Les chefs d’État de la Ceeac doivent se réunir vendredi pour évoquer la situation en Centrafrique. Le chef de la Misca (la force africaine), le général congolais Jean-Marie Michel Mokoko livre pour “Jeune Afrique” son analyse.
Jeune Afrique : Quelle est votre analyse de la situation sécuritaire en Centrafrique ?
Général Mokoko : Elle évolue favorablement. La vie est en train de reprendre à Bangui. Nous ne connaissons plus les troubles auxquels nous avons fait face en décembre. Les pertes en vie humaine sont aujourd’hui bien moins importantes. Toutefois, il y a encore des pics de violences. Les anti-balaka, qui constituent notre principal souci, se transforment en des bandes de malfrats attirés par le pillage et les braquages. C’est une nébuleuse dont nous n’avons jusqu’à présent pas réussi à détecter les chefs, dont les mots d’ordre sont suivis par la base.
Les Séléka ont, quant à eux, un mode opératoire que nous maîtrisons. Ils sont en uniformes et ont compris que le rapport de force n’est pas en leur faveur.
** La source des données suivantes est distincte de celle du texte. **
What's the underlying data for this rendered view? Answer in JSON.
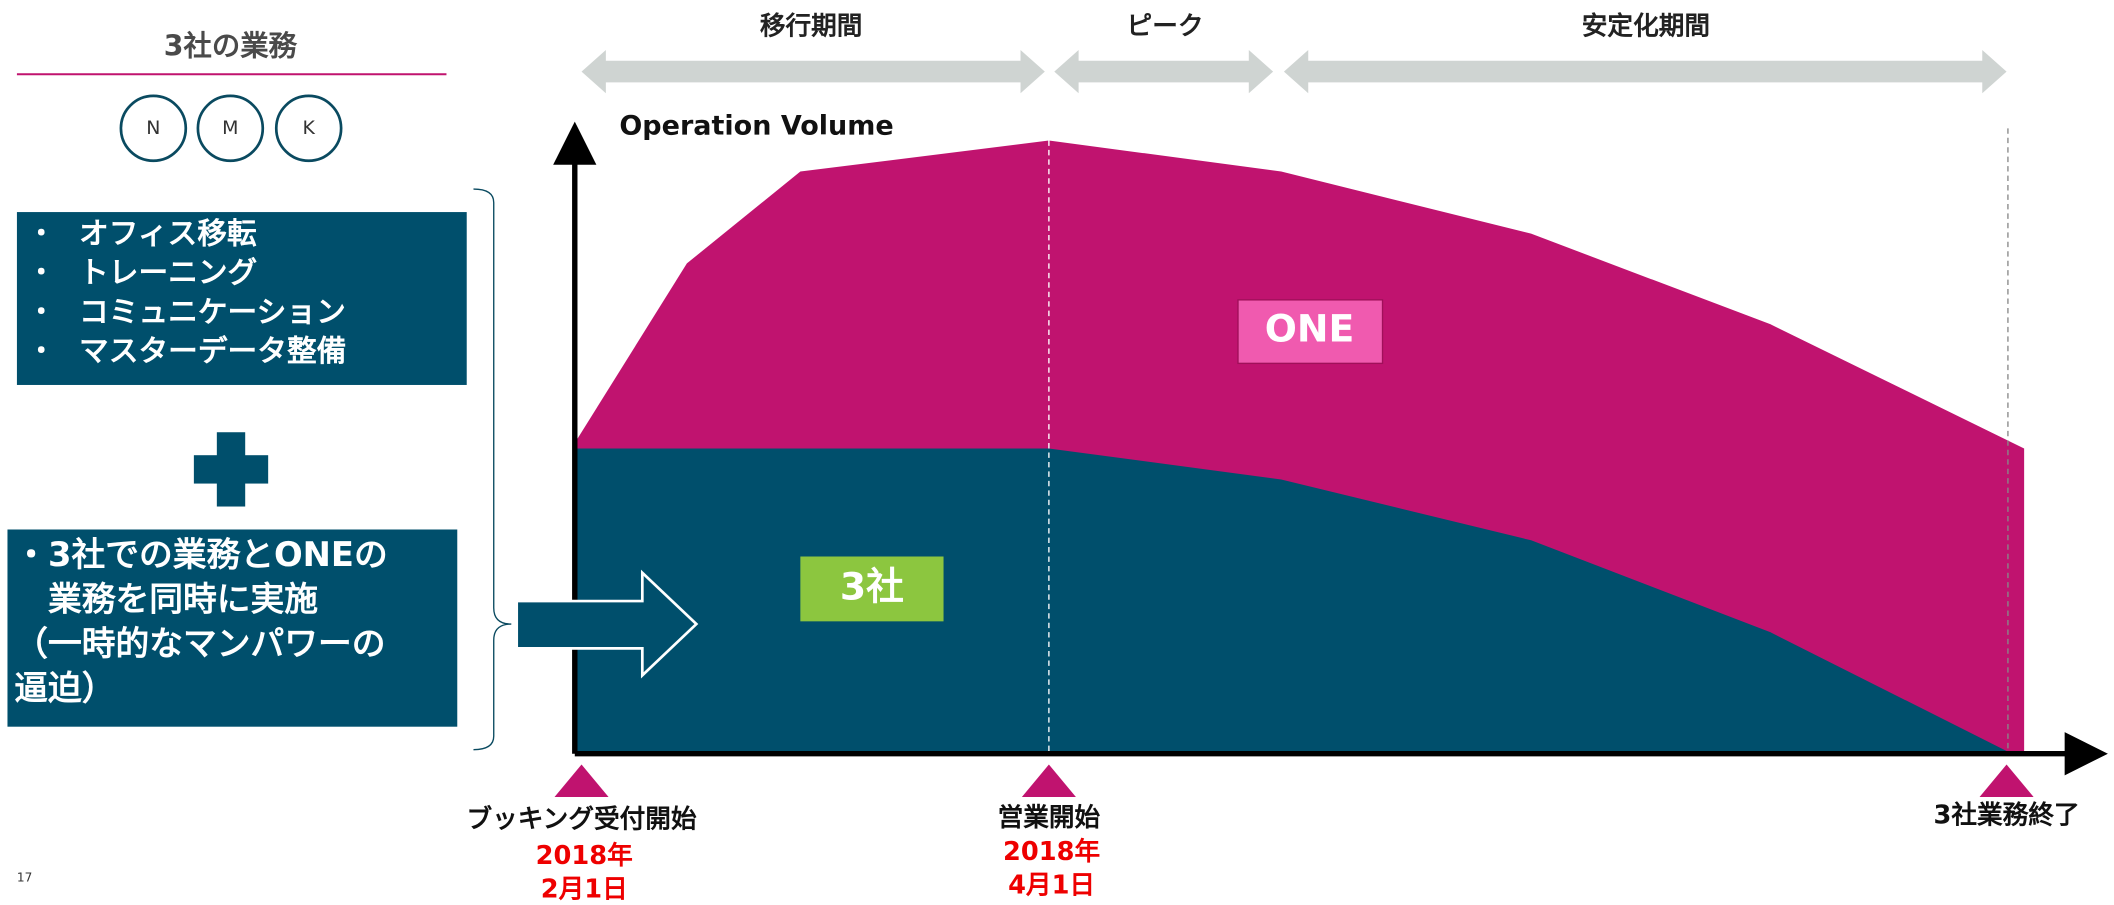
{
  "header": {
    "title": "3社の業務"
  },
  "companies": [
    "N",
    "M",
    "K"
  ],
  "tasks": [
    "オフィス移転",
    "トレーニング",
    "コミュニケーション",
    "マスターデータ整備"
  ],
  "bullet": "・",
  "combined": [
    "・3社での業務とONEの",
    "　業務を同時に実施",
    "（一時的なマンパワーの",
    "逼迫）"
  ],
  "phases": [
    "移行期間",
    "ピーク",
    "安定化期間"
  ],
  "axis_label": "Operation Volume",
  "areas": {
    "one": "ONE",
    "three": "3社"
  },
  "milestones": [
    {
      "label": "ブッキング受付開始",
      "date": [
        "2018年",
        "2月1日"
      ]
    },
    {
      "label": "営業開始",
      "date": [
        "2018年",
        "4月1日"
      ]
    },
    {
      "label": "3社業務終了"
    }
  ],
  "page_number": "17"
}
Ils ont accepté les mesures de confiance.
Lors du dernier pic de violence, l’attaque de l’église Fatima fin mai, le Premier ministre a évoqué une tentative de déstabilisation politique. Que répondez-vous ?
Ceux qui ont crié au complot n’ont pas réussi à nous en donner les preuves. Que s’est-il passé à Fatima ? Nous étions alors dans une période d’accalmie. Un ou deux jours avant, une frange des musulmans et des anti-balaka ont débuté un travail de réconciliation et ont organisé un match de football. Mais à la fin de la rencontre, trois musulmans ont été assassinés.
Le jour de la tuerie de Fatima, un groupe d’anti-balaka a décidé de frapper le 3e arrondissement. Mais cette fois-ci, les jeunes musulmans, qui se sont eux aussi organisés en groupes d’autodéfense, les attendaient en nombre et ont contre-attaqué. Sous la pression, les anti-balaka se sont réfugiés dans l’église. La poursuite des combats a entraîné les décès que l’on connaît.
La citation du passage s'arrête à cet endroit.